Pareceres/Diversos

Tribunal Central Administrativo Sul - Contencioso Administrativo
Contencioso:Administrativo
Data:10/04/2006
Processo:01948/06
Nº Processo/TAF:00000/00/0
Sub-Secção:2º. Juízo
Magistrado:Mendes Cabral
Descritores:INQUIRIÇÃO DE TESTEMUNHAS
IRREGULARIDADE DO MANDATO
FALTA DE NOTIFICAÇÃO DO ADVOGADO
Data do Acordão:07/05/2007
Disponível na JTCA:NÃO
Texto Integral:Notificado nos autos supra indicados para esse efeito, o Ministério Público apresenta o seguinte parecer sobre o mérito do recurso:

O presente Recurso Jurisdicional vem interposto pelo Conselho de Administração dos Serviços Municipalizados da Câmara Municipal de Ponta Delgada, da sentença proferida em 6.3.2006 pelo Tribunal Administrativo e Fiscal de Ponta Delgada que, julgando procedente a acção administrativa especial intentada por P...., anulou o processo disciplinar contra este movido, “desde a inquirição das testemunhas arroladas pelo Autor, esta incluída, aproveitando-se naturalmente as peças que o possam ser, por não conflituarem com os motivos desta anulação”.


*


Na minha perspectiva, a decisão do TAF de Ponta Delgada não merece qualquer censura, dado haver feito correcta interpretação e aplicação da lei à factualidade com que deparou.

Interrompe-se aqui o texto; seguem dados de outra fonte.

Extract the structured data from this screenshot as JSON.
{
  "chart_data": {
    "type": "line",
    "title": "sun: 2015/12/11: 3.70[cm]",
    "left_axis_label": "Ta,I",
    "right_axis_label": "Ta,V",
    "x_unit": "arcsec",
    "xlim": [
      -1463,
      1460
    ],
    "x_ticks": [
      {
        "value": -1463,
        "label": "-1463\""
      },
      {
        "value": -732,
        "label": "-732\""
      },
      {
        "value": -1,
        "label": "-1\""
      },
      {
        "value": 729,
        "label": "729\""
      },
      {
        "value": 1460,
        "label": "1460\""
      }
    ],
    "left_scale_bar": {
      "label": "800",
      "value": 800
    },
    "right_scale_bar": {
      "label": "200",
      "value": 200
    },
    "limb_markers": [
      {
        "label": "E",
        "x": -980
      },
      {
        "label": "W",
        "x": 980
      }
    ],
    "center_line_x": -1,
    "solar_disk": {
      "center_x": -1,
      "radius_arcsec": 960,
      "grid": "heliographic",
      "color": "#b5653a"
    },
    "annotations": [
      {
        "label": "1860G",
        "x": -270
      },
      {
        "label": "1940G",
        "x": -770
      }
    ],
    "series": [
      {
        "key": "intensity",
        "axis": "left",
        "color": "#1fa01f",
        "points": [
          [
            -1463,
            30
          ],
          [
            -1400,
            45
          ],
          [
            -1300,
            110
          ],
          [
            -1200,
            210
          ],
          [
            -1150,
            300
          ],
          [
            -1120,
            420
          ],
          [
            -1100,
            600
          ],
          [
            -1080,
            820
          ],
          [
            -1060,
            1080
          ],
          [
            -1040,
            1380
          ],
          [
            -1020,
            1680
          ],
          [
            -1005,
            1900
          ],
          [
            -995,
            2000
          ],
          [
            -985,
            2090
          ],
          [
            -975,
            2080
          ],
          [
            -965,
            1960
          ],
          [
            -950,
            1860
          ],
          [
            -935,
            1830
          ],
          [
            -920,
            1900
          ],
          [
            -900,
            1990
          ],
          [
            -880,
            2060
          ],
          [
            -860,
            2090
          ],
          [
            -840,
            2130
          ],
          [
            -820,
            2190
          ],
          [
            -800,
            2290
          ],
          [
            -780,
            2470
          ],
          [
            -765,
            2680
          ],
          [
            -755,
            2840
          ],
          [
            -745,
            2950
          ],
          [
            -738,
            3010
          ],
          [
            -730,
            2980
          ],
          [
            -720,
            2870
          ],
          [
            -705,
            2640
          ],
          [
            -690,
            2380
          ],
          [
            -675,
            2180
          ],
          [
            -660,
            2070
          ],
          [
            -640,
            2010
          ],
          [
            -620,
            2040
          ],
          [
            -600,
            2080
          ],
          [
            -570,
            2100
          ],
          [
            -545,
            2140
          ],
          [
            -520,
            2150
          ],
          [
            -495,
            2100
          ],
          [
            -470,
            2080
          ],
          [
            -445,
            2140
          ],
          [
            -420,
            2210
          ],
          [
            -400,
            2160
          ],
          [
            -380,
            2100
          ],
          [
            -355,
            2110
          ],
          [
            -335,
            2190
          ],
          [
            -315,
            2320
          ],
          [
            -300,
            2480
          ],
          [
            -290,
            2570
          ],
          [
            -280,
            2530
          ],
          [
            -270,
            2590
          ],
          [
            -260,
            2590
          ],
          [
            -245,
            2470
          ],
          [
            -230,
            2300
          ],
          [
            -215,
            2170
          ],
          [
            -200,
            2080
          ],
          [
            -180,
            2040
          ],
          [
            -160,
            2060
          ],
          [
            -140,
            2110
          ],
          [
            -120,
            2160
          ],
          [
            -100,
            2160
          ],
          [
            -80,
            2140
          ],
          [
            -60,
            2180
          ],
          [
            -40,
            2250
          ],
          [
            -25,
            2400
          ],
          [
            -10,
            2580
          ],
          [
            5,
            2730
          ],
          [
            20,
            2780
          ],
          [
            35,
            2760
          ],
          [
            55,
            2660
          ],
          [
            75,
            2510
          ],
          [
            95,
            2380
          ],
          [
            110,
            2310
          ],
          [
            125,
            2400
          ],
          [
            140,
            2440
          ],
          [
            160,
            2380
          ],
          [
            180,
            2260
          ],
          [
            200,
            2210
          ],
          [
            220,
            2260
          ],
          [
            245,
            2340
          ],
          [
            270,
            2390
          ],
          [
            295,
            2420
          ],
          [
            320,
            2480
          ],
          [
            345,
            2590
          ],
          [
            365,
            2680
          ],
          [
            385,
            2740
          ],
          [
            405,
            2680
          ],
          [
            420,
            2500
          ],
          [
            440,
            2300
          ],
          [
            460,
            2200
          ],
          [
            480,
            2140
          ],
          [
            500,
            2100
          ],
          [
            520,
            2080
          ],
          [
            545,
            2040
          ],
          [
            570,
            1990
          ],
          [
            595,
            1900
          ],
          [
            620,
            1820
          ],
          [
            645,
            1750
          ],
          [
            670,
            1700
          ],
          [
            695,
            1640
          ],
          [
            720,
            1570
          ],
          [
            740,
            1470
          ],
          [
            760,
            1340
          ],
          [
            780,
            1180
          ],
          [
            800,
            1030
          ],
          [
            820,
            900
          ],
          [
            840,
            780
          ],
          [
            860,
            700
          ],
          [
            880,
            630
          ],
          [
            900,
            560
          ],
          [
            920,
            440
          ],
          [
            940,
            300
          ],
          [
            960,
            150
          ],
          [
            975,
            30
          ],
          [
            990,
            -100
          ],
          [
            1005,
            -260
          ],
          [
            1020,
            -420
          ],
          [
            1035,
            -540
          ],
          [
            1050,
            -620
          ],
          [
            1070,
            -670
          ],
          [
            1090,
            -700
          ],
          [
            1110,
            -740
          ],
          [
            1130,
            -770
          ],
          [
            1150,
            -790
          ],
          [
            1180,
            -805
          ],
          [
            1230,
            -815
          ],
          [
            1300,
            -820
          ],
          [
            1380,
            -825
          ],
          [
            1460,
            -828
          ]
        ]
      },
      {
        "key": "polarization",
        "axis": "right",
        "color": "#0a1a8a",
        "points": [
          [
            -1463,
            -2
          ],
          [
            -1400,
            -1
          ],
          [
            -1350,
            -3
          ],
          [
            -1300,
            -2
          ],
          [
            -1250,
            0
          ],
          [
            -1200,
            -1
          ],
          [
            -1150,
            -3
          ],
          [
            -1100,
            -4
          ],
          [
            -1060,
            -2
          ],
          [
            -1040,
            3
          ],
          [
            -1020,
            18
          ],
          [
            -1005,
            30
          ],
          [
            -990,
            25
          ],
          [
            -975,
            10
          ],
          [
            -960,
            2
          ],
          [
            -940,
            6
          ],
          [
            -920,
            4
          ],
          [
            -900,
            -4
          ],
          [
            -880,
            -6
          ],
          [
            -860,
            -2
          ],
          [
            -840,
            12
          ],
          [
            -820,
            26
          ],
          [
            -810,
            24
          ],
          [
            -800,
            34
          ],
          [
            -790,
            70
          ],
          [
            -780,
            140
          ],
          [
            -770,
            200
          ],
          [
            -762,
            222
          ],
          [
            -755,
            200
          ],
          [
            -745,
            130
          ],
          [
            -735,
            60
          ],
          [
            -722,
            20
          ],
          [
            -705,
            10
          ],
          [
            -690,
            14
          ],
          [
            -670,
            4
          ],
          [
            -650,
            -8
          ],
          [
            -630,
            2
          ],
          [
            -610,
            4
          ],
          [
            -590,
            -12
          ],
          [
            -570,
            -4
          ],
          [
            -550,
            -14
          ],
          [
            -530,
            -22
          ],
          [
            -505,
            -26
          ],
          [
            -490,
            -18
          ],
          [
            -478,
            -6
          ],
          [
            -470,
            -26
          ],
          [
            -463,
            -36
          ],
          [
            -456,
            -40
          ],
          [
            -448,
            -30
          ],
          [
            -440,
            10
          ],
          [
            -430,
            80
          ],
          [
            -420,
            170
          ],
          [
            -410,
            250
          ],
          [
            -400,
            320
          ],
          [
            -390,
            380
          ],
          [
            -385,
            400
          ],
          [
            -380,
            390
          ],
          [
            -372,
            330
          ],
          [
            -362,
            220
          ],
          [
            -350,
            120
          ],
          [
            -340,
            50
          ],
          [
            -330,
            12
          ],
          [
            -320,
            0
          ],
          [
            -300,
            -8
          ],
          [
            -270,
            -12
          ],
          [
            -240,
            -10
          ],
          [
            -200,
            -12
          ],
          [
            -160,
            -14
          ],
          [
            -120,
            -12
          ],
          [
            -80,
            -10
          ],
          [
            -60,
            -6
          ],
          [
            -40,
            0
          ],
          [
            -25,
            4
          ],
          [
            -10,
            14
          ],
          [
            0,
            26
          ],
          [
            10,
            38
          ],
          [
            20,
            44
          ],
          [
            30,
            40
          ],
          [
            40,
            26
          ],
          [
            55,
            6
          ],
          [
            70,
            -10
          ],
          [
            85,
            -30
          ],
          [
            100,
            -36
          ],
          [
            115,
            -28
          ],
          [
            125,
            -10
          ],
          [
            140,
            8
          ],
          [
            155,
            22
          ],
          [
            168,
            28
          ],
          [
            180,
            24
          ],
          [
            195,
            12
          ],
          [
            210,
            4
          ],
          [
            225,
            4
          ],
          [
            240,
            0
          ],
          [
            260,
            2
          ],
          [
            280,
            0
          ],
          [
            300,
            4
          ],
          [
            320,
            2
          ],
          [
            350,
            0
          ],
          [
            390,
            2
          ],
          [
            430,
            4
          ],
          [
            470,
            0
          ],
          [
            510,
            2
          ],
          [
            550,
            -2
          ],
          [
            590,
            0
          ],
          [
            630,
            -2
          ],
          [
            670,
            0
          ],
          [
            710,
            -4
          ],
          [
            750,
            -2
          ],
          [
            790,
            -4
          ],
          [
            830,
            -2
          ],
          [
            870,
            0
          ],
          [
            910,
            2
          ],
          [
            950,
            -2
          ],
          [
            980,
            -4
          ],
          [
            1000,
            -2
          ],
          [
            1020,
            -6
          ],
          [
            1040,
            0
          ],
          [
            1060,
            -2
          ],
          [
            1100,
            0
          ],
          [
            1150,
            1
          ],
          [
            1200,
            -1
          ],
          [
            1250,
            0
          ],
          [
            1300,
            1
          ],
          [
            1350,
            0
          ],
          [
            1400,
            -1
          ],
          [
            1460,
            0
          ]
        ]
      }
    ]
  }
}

É notório de resto, que nenhuma das conclusões da alegação da entidade recorrente subsiste em confronto com a criteriosa argumentação expendida na sentença sob recurso.

Efectivamente, pelas razões ali expressas, julga-se não ser relevantemente configurável, na situação concreta, a falta ou irregularidade do mandato (v. fls.25) – tanto mais que a entidade recorrente, por proceder mensalmente aos respectivos descontos para o STAL (Sindicato Nacional dos Trabalhadores da Administração Local) não pode desconhecer a qualidade de associado (do mesmo STAL) por parte de P......

No concernente ao mérito da causa, afigura-se-me inquestionável o acerto da decisão do TAF de Ponta Delgada, ao concluir, na esteira da jurisprudência mais recente e autorizada, que a falta de notificação do advogado constituído pelo arguido para ser presente na inquirição de testemunhas por este arroladas, constitui omissão de formalidade essencial a uma defesa adequada, que integra nulidade insuprível, nos termos da segunda parte do n.º 1 do artigo 42 do Estatuto Disciplinar aprovado pelo Decreto-lei n.º 24/84 de 16 de Janeiro (v. acórdãos do STA de 19.04.2005 – recurso 0783/04, e de 14.03.2006 – recurso 01222/05).

Não merece pois reparo a douta decisão recorrida.

Decorrentemente,
Deve negar-se provimento ao recurso jurisdicional.